While no quail will be relocated to the area, Leible said, “It’s kind of like Field of Dreams… build it and they will come. That’s what we’re hoping for.”
He has been surveying the area for quail and heard one several weeks ago.
“There are some on the land. That’s promising,” he said.
Finley said the Corps will establish small tracks of land to help manage the habitat on a smaller scale.
“There will be multiple small openings, interspersed with timber,” he said. “There will still be stands of hardwood timber. But it’s not going to look good at first with treetops lying around.”
Asher said timber thinning will occur initially, followed by prescribed burning that will be conducted on a two to three-year rotation.

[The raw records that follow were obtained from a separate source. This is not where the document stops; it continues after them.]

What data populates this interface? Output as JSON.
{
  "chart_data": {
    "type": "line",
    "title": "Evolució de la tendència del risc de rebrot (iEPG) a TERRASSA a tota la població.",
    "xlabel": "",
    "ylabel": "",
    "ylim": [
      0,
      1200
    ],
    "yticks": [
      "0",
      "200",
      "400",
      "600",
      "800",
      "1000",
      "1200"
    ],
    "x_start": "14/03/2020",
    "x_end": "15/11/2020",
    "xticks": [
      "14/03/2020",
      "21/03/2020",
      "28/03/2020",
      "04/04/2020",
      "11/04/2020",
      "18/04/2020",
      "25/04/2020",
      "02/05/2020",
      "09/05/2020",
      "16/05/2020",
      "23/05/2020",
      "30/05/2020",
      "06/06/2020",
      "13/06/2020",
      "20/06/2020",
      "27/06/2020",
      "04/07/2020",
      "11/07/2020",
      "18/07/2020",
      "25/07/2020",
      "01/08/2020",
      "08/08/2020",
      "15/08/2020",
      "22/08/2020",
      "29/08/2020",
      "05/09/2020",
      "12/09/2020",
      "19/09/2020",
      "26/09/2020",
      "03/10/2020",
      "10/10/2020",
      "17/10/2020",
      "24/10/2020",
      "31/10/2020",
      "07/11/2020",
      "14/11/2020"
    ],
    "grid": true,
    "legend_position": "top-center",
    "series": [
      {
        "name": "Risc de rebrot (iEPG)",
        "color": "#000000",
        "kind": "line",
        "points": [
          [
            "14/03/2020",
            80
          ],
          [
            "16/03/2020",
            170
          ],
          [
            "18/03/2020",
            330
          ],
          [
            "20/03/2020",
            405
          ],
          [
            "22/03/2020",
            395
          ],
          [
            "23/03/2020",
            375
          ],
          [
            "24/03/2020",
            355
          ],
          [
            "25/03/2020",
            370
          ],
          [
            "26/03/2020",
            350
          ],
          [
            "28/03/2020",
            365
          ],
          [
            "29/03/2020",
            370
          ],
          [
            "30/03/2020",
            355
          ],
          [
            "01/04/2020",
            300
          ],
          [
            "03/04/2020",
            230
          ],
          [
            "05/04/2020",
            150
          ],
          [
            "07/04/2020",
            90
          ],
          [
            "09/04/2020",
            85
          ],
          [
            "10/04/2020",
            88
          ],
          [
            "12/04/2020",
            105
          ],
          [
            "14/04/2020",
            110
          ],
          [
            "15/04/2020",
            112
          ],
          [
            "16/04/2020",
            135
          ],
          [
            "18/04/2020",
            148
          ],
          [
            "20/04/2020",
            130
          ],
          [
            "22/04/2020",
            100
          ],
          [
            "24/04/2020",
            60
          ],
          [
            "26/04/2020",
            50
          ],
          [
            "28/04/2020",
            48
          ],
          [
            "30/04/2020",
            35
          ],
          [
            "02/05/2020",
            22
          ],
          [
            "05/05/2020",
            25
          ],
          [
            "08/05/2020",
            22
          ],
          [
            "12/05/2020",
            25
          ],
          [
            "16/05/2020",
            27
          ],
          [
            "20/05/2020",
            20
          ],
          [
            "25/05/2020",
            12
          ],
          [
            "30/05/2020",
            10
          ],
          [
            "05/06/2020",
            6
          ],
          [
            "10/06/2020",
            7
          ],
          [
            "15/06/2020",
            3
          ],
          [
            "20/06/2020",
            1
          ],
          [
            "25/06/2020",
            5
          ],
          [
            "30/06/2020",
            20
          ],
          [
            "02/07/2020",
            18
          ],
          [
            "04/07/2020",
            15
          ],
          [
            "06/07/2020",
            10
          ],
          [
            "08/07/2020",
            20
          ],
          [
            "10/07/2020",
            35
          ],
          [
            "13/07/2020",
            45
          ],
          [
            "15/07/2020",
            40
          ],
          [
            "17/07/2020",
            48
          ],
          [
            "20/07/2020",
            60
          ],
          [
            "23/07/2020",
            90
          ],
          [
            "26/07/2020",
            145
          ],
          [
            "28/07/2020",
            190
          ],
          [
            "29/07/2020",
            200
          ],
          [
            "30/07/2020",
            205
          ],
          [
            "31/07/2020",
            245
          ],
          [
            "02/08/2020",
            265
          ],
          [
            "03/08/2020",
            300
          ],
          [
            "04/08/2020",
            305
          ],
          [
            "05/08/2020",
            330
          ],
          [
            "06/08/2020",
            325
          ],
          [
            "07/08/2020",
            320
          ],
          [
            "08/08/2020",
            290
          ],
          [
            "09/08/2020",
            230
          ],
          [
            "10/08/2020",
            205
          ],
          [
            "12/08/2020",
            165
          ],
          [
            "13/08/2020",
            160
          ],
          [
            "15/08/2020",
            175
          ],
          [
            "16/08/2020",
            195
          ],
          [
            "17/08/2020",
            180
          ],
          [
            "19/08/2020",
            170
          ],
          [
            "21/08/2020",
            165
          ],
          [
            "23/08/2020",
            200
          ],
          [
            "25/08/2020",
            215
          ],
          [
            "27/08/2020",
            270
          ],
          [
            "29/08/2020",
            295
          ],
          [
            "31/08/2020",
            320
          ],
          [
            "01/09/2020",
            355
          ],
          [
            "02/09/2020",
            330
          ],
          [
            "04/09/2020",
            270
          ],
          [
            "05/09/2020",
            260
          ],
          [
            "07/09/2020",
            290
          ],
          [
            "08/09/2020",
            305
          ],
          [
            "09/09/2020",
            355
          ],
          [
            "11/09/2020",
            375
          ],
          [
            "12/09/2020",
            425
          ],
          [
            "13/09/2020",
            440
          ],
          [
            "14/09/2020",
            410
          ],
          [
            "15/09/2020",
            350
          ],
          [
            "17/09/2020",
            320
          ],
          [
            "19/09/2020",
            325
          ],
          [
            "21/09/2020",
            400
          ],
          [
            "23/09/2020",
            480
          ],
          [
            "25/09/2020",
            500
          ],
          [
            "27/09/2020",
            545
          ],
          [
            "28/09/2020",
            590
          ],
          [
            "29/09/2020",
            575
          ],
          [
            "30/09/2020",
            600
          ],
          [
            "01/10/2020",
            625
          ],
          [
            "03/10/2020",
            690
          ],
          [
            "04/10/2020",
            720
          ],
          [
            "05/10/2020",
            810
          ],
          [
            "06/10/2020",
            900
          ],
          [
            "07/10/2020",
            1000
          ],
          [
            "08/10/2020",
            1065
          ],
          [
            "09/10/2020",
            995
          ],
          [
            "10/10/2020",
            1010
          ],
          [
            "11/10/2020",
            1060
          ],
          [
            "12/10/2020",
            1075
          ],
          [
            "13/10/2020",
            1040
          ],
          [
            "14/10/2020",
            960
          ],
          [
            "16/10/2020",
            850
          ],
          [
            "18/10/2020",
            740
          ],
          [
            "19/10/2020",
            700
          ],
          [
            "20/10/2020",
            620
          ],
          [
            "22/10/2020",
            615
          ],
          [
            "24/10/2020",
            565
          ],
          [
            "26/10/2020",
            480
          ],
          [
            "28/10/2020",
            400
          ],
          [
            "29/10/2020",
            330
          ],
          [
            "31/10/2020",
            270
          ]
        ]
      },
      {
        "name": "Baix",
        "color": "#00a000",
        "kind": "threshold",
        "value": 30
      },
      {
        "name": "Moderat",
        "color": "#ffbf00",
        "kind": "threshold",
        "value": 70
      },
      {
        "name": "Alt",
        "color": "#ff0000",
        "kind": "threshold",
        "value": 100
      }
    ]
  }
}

“This strategy will ensure that one-third to one-half of the field station area will be burned annually,” he said. “Burning and thinning will allow sunlight to reach the woodland floor and stimulate native vegetation utilized by quail and other wildlife for nesting, foraging and escape cover.”
Finley wants the project to be a model for conservation of quail, pollinators and other wildlife.
“The main goal is to manage the land to increase wildlife, with quail being the focus, and keeping them there so students can go out and be pretty much guaranteed to see animals, not just quail,” he said. “And it will be a hands-on program for students taking the wildlife track.”